# Deep candy red boot on the mini



## kempe (Jan 9, 2011)

Not finished yet but well on its way


----------



## andy-mcq (Sep 26, 2008)

looking good


----------



## Andyb0127 (Jan 16, 2011)

Looks good mate nice choice of colour:thumb:


----------



## 028butlerboy (Apr 2, 2010)

Thats a class colour, good choice!!


----------



## Clb Ltd (Apr 24, 2007)

WOW stunning colour :thumb:


----------



## kempe (Jan 9, 2011)

Just need for it to dry and then wet sand it flat and I should get the finish I want :thumb:


----------



## ivor (Sep 24, 2008)

looking good but a bit bright for my tastes I'm thinking of blackcherry red for the toy when I get around to fixing it


----------



## Clb Ltd (Apr 24, 2007)

That colour would look nice on my Transit Sport van :buffer:


----------



## kempe (Jan 9, 2011)

ivor said:


> looking good but a bit bright for my tastes I'm thinking of blackcherry red for the toy when I get around to fixing it


its only that colour when its in direct sunlight when its not its a very nice red :thumb:


----------



## :: blade :: (Sep 24, 2009)

Love that colour  will look lovely when finished


----------



## kempe (Jan 9, 2011)

:: blade :: said:


> Love that colour  will look lovely when finished


I hope so it soon will be finished :thumb:


----------



## Techgeek (Jun 7, 2007)

What was the procedure to get there?

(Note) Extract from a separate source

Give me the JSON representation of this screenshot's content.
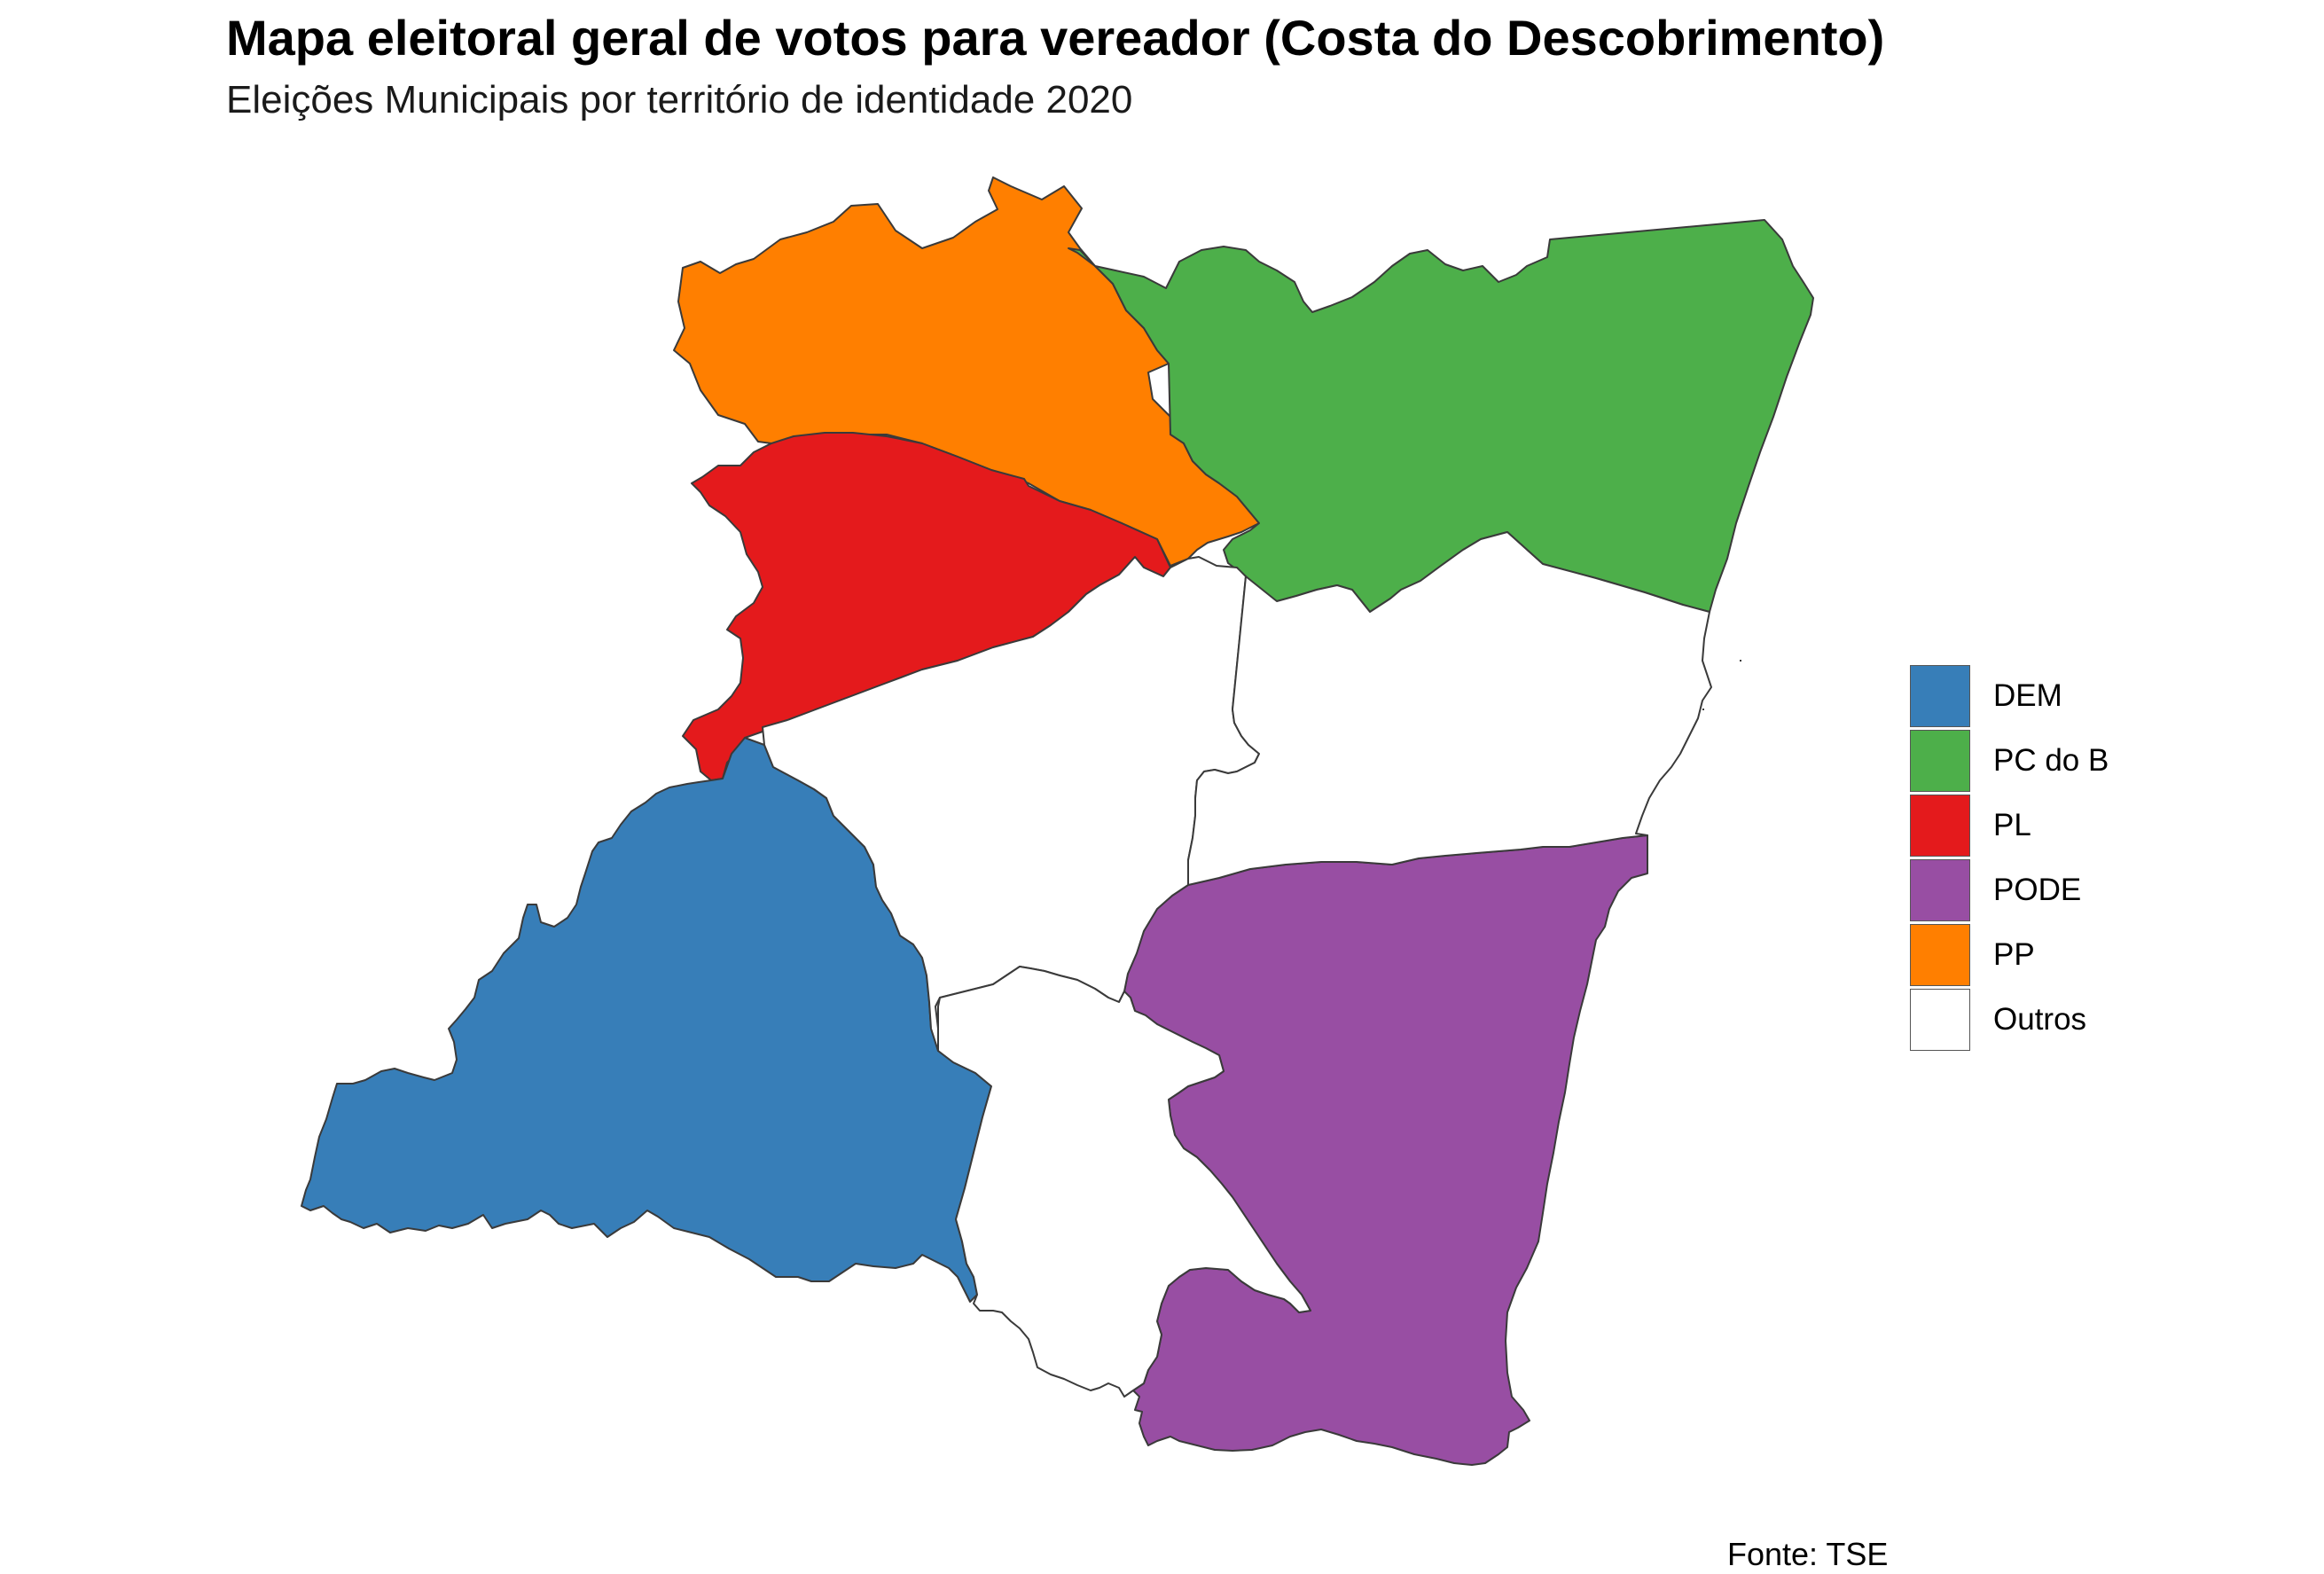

Is it a silver base? How many coats did it need? Looking good.


----------



## kempe (Jan 9, 2011)

Techgeek said:


> What was the procedure to get there? Is it a silver base? How many coats did it need? Looking good.


Right 

Eching primer 
High build primer
Grey primer (rub down coat)
High build primer again 
Corse silver metalic base coat 
Red candy coat 
Lacquer


----------



## EcosseGP (Jul 5, 2011)

Stunning .. That colour is just superb


----------



## kempe (Jan 9, 2011)

EcosseGP said:


> Stunning .. That colour is just superb


I did the whole car today  looking forward to putting it back together


----------



## getthewheelsinl (Apr 6, 2010)

kempe said:


> I did the whole car today  looking forward to putting it back together


Pics!?!?


----------



## kempe (Jan 9, 2011)

getthewheelsinl said:


> Pics!?!?


There on the thread for the mini buddy project rust bucket


----------



## getthewheelsinl (Apr 6, 2010)

Ok - will have a gander....


----------



## kempe (Jan 9, 2011)

getthewheelsinl said:


> Ok - will have a gander....


Nice one :thumb:


----------